Integral of $\sec(x)$ using $u$ sub

Question

I've just begun learning how to integrate and I wanted to see if I could integrate $\sec(x)$ by $u$-substitution. After getting my answer, I was told it couldn't be in complex form, but why, and if so, where did I go wrong? Here is how I did it: $$\int \sec(x) dx$$ $$\int \frac{1}{\cos(x)} dx$$ $$\int \frac{1}{\frac{e^{ix}+e^{-ix}}{2i}}dx$$ $$\int \frac{2i}{e^{2ix}+1}dx$$ $u=2ix,du=2idx$ $$\int \frac{1}{e^u+1}du$$ $$\int \frac{e^u}{e^u(e^u+1)}du$$ $v=e^u,dv=e^udu$ $$\int \frac{1}{v^2+1}dv$$ $[\arctan(v)]$

$[\arctan(e^u)]$

$\arctan(e^{2ix}) + C$

Answer 1

Going from your $3$rd line to the $4$th, you have multiplied the denominator by $e^{ix}$ but not the numerator. Thus, your work after that will not be correct. Also, in general, as the original question is in reals, your final answer should also be only in reals, with this indicating why your final answer can't be correct.

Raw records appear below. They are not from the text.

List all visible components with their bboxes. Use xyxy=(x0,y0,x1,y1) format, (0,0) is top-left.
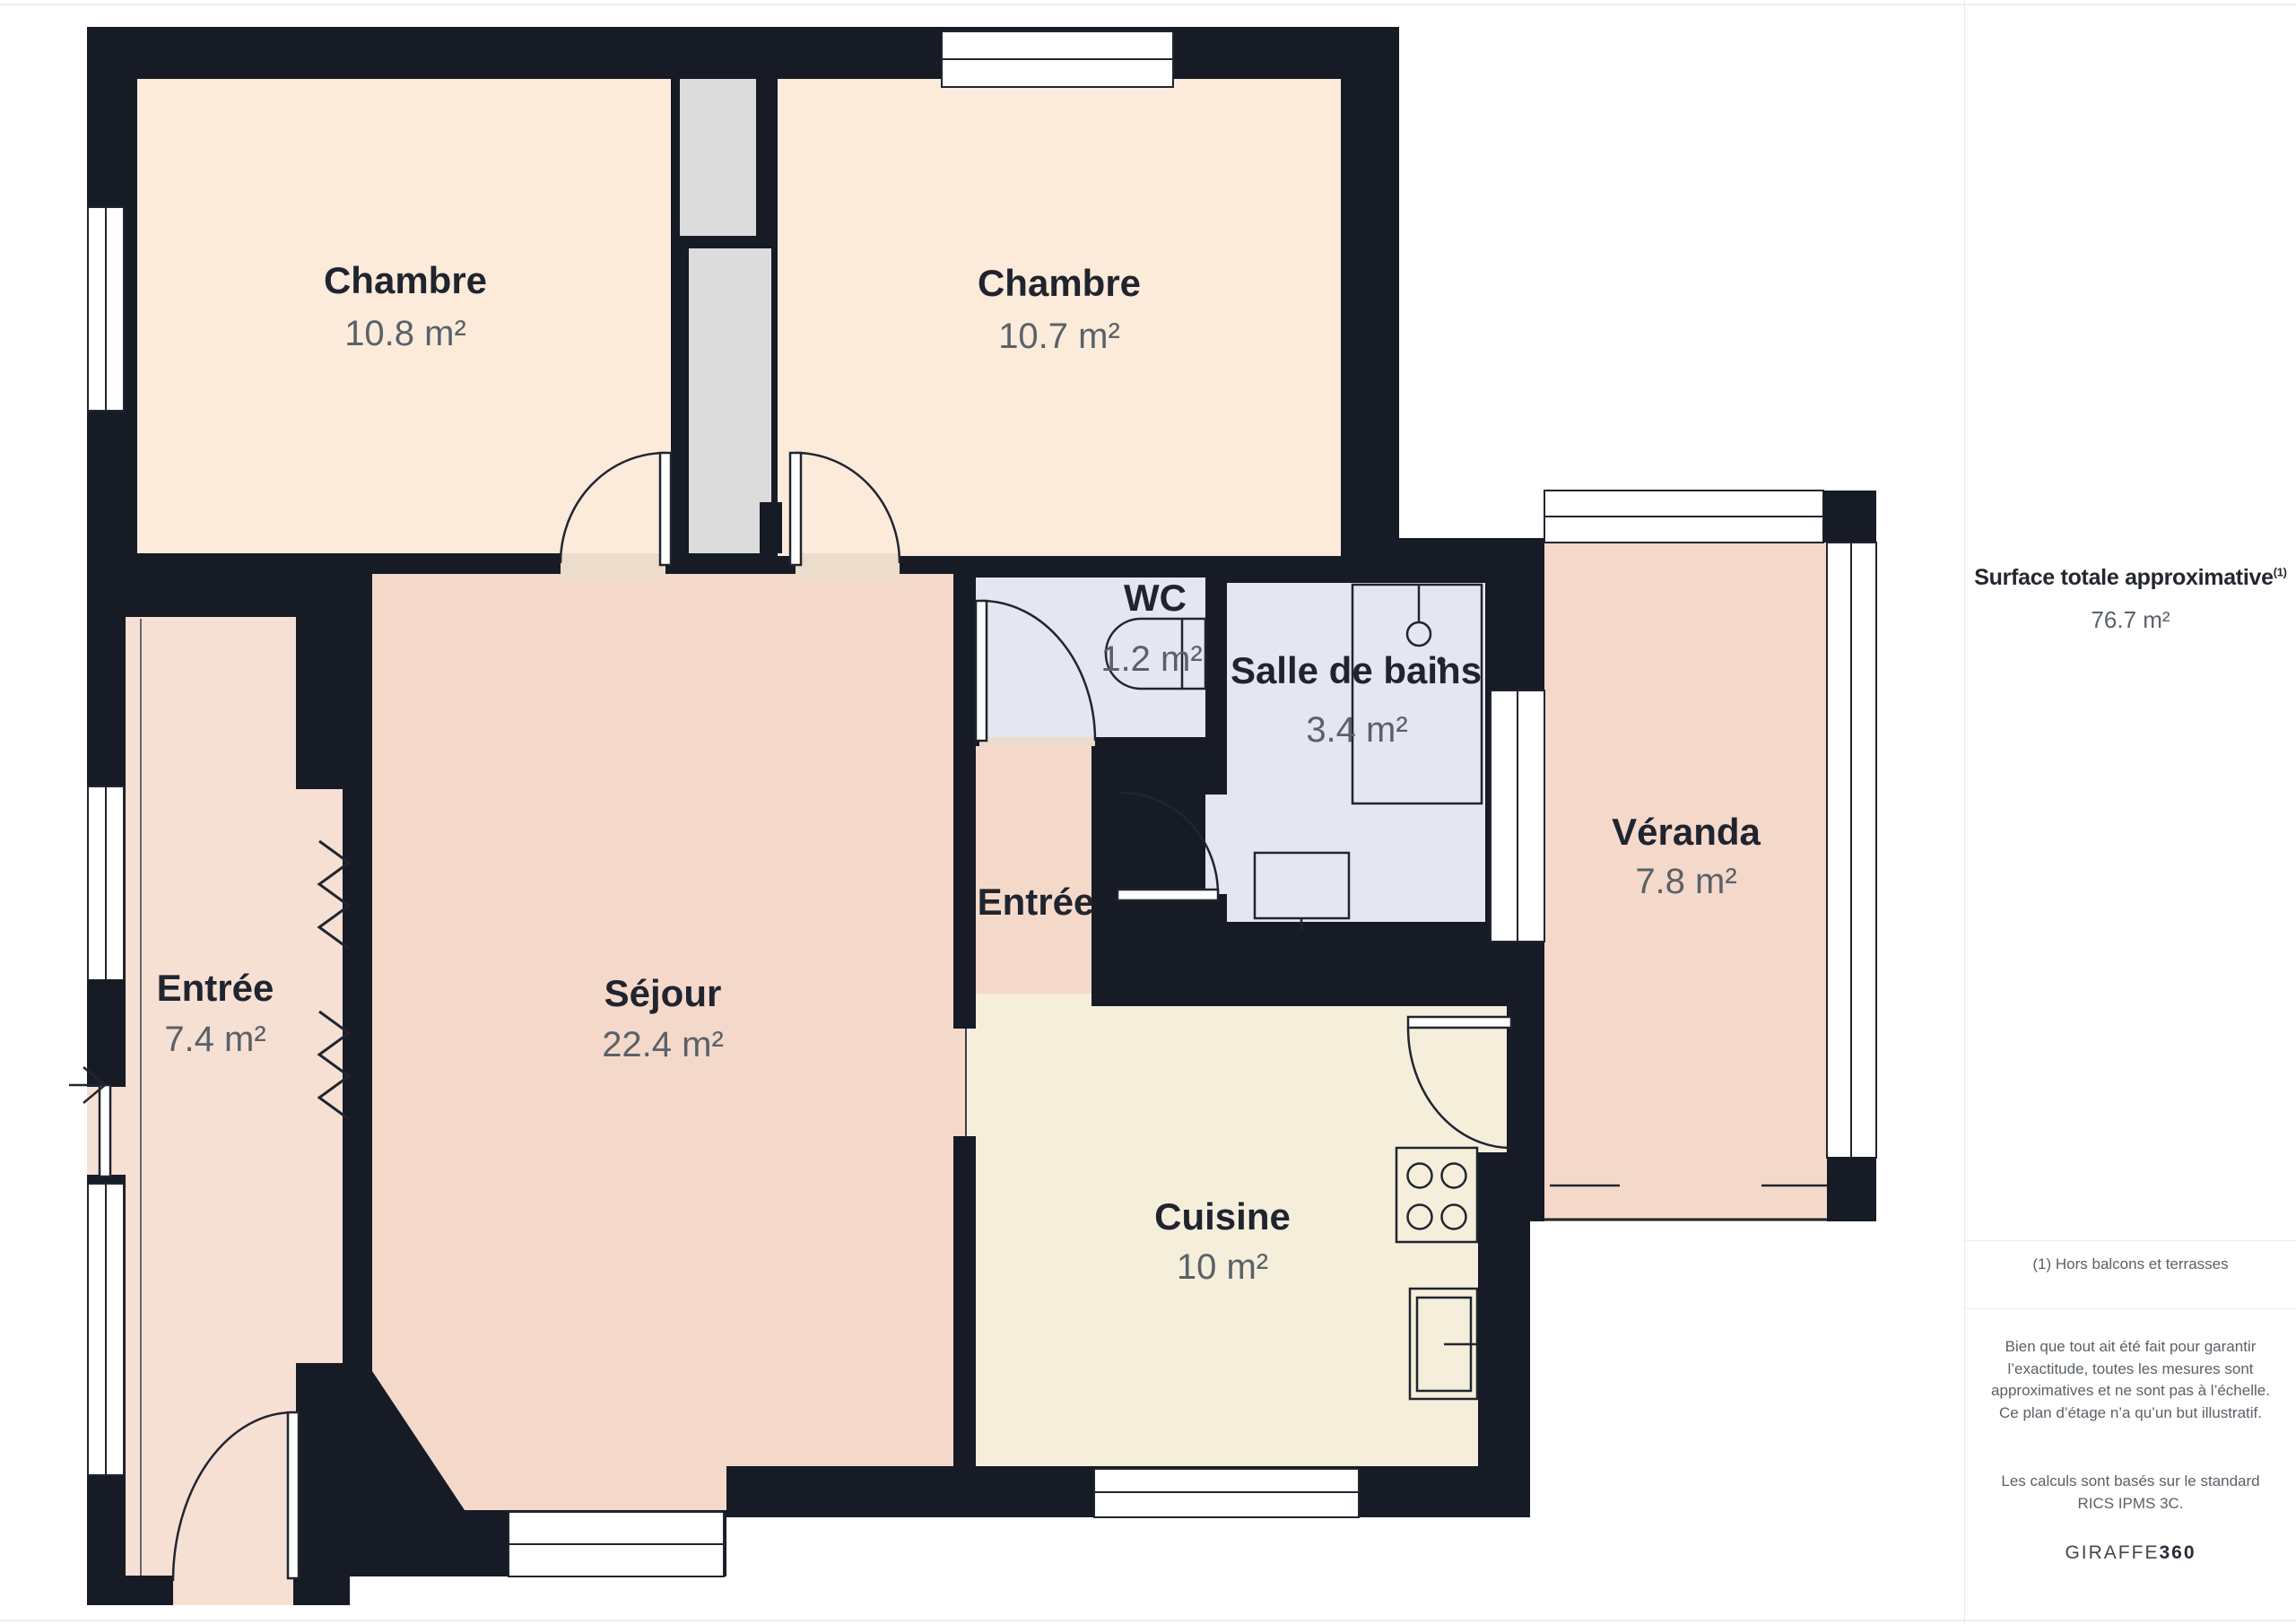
room-area: 10 m² xyxy=(1177,1247,1268,1287)
room-label: Entrée xyxy=(157,967,274,1009)
room-label: Entrée xyxy=(978,881,1095,923)
window xyxy=(942,31,1173,87)
window xyxy=(87,786,126,993)
door-leaf xyxy=(1118,890,1218,900)
room-label: Cuisine xyxy=(1154,1195,1291,1238)
door-leaf xyxy=(100,1085,110,1177)
door-leaf xyxy=(288,1412,299,1578)
room-label: Véranda xyxy=(1612,811,1761,853)
room-entree-gauche-floor xyxy=(296,789,343,1363)
surface-total-title: Surface totale approximative(1) xyxy=(1965,565,2296,591)
room-label: Séjour xyxy=(604,972,722,1014)
wall-segment xyxy=(293,538,372,789)
footnote: (1) Hors balcons et terrasses xyxy=(1965,1255,2296,1273)
room-label: Salle de bains xyxy=(1231,649,1482,691)
threshold xyxy=(979,737,1095,746)
outside xyxy=(1530,1221,1552,1517)
door-leaf xyxy=(660,453,671,565)
window xyxy=(1491,690,1544,942)
door-leaf xyxy=(976,601,987,741)
room-salle-de-bains-floor xyxy=(1227,583,1485,922)
doorway-floor xyxy=(173,1489,293,1605)
floor-plan: Chambre 10.8 m² Chambre 10.7 m² WC 1.2 m… xyxy=(0,0,1964,1624)
disclaimer-text: Bien que tout ait été fait pour garantir… xyxy=(1965,1336,2296,1424)
wall-segment xyxy=(87,27,1399,79)
room-label: Chambre xyxy=(324,259,487,301)
stove-fixture xyxy=(1396,1148,1477,1242)
window xyxy=(1827,543,1876,1221)
standard-note: Les calculs sont basés sur le standard R… xyxy=(1965,1471,2296,1515)
room-area: 10.7 m² xyxy=(998,317,1120,356)
wall-segment xyxy=(293,1363,350,1605)
door-leaf xyxy=(790,453,801,565)
room-area: 7.4 m² xyxy=(164,1020,265,1059)
outside xyxy=(726,1517,976,1576)
divider xyxy=(1965,1308,2296,1309)
giraffe360-logo: GIRAFFE360 xyxy=(1965,1542,2296,1564)
title-superscript: (1) xyxy=(2274,566,2287,579)
door-entrance-left xyxy=(100,1085,110,1177)
closet-floor xyxy=(680,79,756,236)
room-entree-milieu-floor xyxy=(976,746,1091,994)
surface-total-value: 76.7 m² xyxy=(1965,606,2296,634)
room-label: WC xyxy=(1124,577,1187,619)
passage-floor xyxy=(953,1029,966,1136)
passage-floor xyxy=(966,1029,976,1136)
brand-suffix: 360 xyxy=(2159,1542,2196,1563)
window xyxy=(88,1184,124,1475)
room-area: 7.8 m² xyxy=(1635,862,1736,901)
room-entree-gauche-floor xyxy=(126,617,296,1576)
wall-segment xyxy=(760,502,782,553)
room-area: 22.4 m² xyxy=(602,1025,724,1064)
door-leaf xyxy=(1408,1017,1511,1028)
divider xyxy=(1965,1240,2296,1241)
room-area: 10.8 m² xyxy=(344,314,466,353)
closet-floor xyxy=(689,248,771,553)
threshold xyxy=(796,553,900,578)
room-label: Chambre xyxy=(978,262,1141,304)
window xyxy=(509,1512,724,1576)
room-area: 3.4 m² xyxy=(1306,710,1407,750)
threshold xyxy=(561,553,665,578)
wall-segment xyxy=(1341,79,1399,583)
room-area: 1.2 m² xyxy=(1100,639,1202,679)
window xyxy=(1094,1469,1359,1517)
window xyxy=(88,207,124,411)
window xyxy=(1544,491,1876,543)
summary-sidebar: Surface totale approximative(1) 76.7 m² … xyxy=(1964,0,2296,1624)
floorplan-page: Chambre 10.8 m² Chambre 10.7 m² WC 1.2 m… xyxy=(0,0,2296,1624)
brand-name: GIRAFFE xyxy=(2065,1542,2159,1563)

Note I saw that Eevee Trainer just wrote about the mistake in the comments, along with a more detailed explanation.

Answer 2

Just in case you were unaware there is another great trick to solving this integral:

\begin{align} \int \sec(x)\:dx &= \int \sec(x) \cdot \frac{\sec(x) + \tan(x)}{\sec(x) + \tan(x)}\:dx \\ &= \int \frac{\sec^2(x) + \sec(x)\tan(x)}{\sec(x) + \tan(x)}\:dx \end{align}

Here let $u = \sec(x) + \tan(x) \rightarrow \frac{du}{dx} = \sec(x)\tan(x) + \sec^2(x)$ and thus:

\begin{align} \int \sec(x)\:dx &= \int \frac{\sec^2(x) + \sec(x)\tan(x)}{u}\cdot \frac{du}{\sec(x)\tan(x) + \sec^2(x)}\\ &= \int \frac{1}{u}\:du = \ln|u| + C = \ln\left|\sec(x) + \tan(x) \right| + C \end{align}

Where $C$ is the constant of integration.

Personally, for someone new to integrating this is more of a 'special case' method rather than a formal method. But important to be be aware of nonetheless.